I’m writing an algorithm for a discrete time dynamic programming problem in economics. The algorithm involves nested looping over 4 state variables - 2 exogenous, 2 endogenous. The solution to the problem 4 dimensional array, with each dimension corresponding to one of the state variables.
I would like to multithread these nested loops if I can. From reading here, FLoops.jl seems to be an ideal way of doing this. However, there is a complication because the outer two loops need to wait until the inner two loops have completed before they can move on to their next iteration.
Below I’ve set out a toy example of what I need to do:
for (iz,iβ) in Iterators.product(eachindex(zvals), eachindex(βvals))

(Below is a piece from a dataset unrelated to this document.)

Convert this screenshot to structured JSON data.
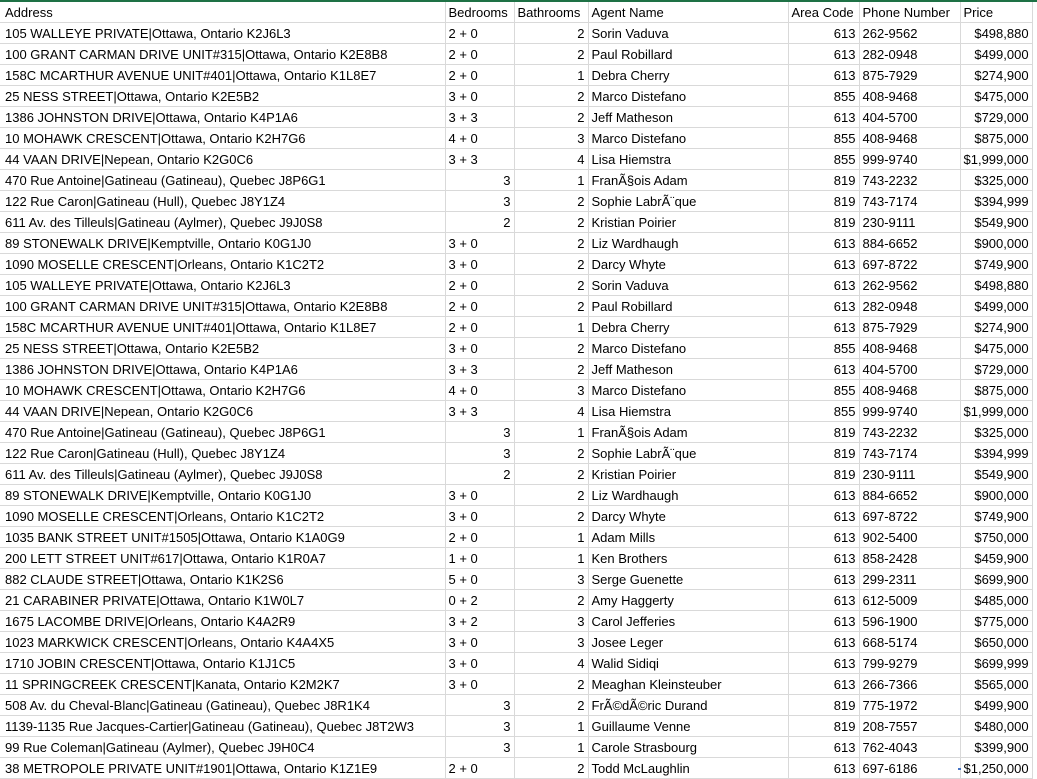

for (id,ia) in Iterators.product(eachindex(dgrid), eachindex(agrid))
tmp [id,ia] = somecalcs(id,ia,iz,iβ) #compute the solution
end
@views soln[:,:, iz, iβ] = curvinterp(tmp[id,ia],amesh,dmesh) #interpolate solutions onto rectilinear mesh
@views soln[:, :, iz, iβ] = swapconstraints!(soln[id, ia, iz, iβ], iz, iβ) #swap in constrained solutions
end
Should I use Floops.jl - e.g., @floop ThreadedEx()
- on both the outer and inner loops?
I know that I can get an answer to this question by experimentation using @btime
.
But I’m wondering if there’s a more theoretical answer rooted in how Floops.jl works and the different executor options work. …maybe I should use a different executor for the outer loop?
Greatly appreciate any advice anyone has.
-Patrick